I closed the door quietly, and let slip an expletive. It was already getting lighter, and this skunk was in no hurry to head home.

I woke my husband, and told him we had a bigger problem than his knee. He hobbled into the kitchen on a pair of used crutches.

I still don't know how he did it, or why, but cranky and in pain, he balanced on one crutch, and proceeded to kick the door with his good leg, hoping to scare off the skunk.

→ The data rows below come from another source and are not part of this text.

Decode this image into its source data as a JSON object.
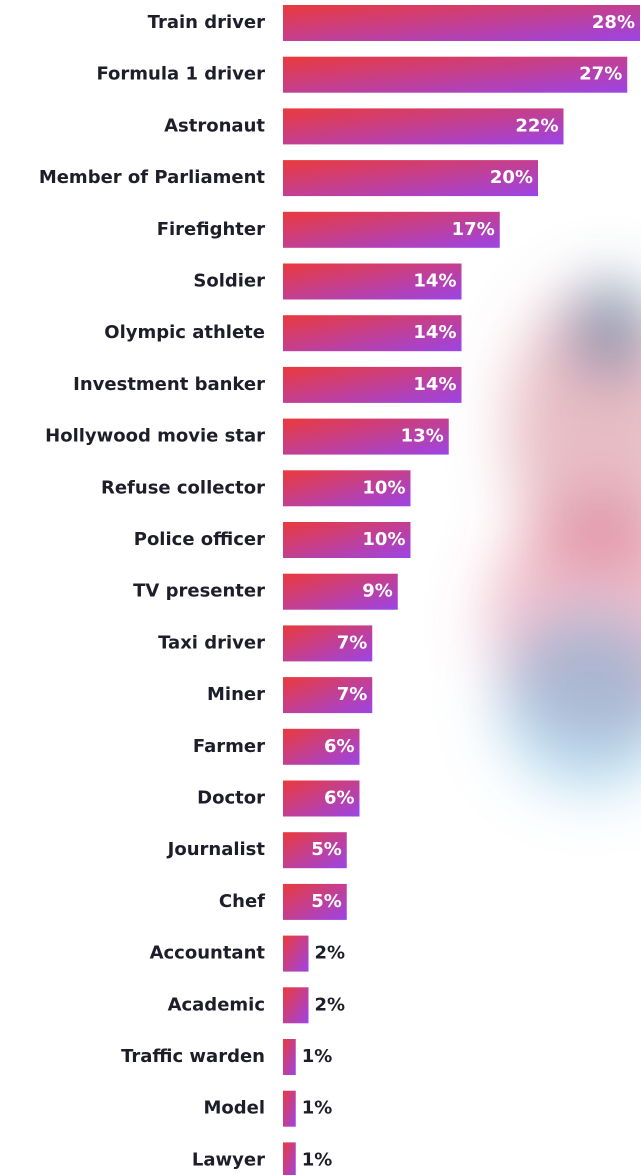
{
  "chart_data": {
    "type": "bar",
    "orientation": "horizontal",
    "categories": [
      "Train driver",
      "Formula 1 driver",
      "Astronaut",
      "Member of Parliament",
      "Firefighter",
      "Soldier",
      "Olympic athlete",
      "Investment banker",
      "Hollywood movie star",
      "Refuse collector",
      "Police officer",
      "TV presenter",
      "Taxi driver",
      "Miner",
      "Farmer",
      "Doctor",
      "Journalist",
      "Chef",
      "Accountant",
      "Academic",
      "Traffic warden",
      "Model",
      "Lawyer"
    ],
    "values": [
      28,
      27,
      22,
      20,
      17,
      14,
      14,
      14,
      13,
      10,
      10,
      9,
      7,
      7,
      6,
      6,
      5,
      5,
      2,
      2,
      1,
      1,
      1
    ],
    "value_labels": [
      "28%",
      "27%",
      "22%",
      "20%",
      "17%",
      "14%",
      "14%",
      "14%",
      "13%",
      "10%",
      "10%",
      "9%",
      "7%",
      "7%",
      "6%",
      "6%",
      "5%",
      "5%",
      "2%",
      "2%",
      "1%",
      "1%",
      "1%"
    ],
    "colors": [
      "#ea3a3c",
      "#9c44e6"
    ]
  }
}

It worked, except, the skunk, still in no hurry, waddled off the porch and into the yard, but not before leaving us with not one, but three puffs of his unique scent.

I quickly slammed the back door, but it was too late. Imagine a noxious green cloud forming, and then following us first into the kitchen, then the dining room and all the way to the living room on the opposite end of the house. I hurried upstairs, gagging, and closed the doors to the bedrooms, which kept some of the stench from saturating the bed linens and curtains.

Every porous surface in our house was affected, from stuffed animals and furniture to pasta and crackers (I ate one before I realized it.)

With a towel wrapped around my face to help me breathe, I packed suitcases and sent the kids off with my parents. I then took my husband to the hospital, where we proceeded to make people's eyes water, as they scrambled to move as far away from us as possible. We couldn't even stand the smell of each other.

By late afternoon, after opening every window in the house, despite below-freezing temperatures outside, we were on our way to my parents', where we stayed for three days before attempting to venture back into the house. Even then, it took weeks and cases of tomato juice to rid the porch of the smell.

Although this story proves, to me at least, that getting the flu is not the worst thing that could happen, I decided this year I would get the flu shot. More because I'm concerned with passing it on to my parents or my pregnant daughter or granddaughter, if I do get it.

I also decided years ago, NEVER to leave the garbage on the back porch.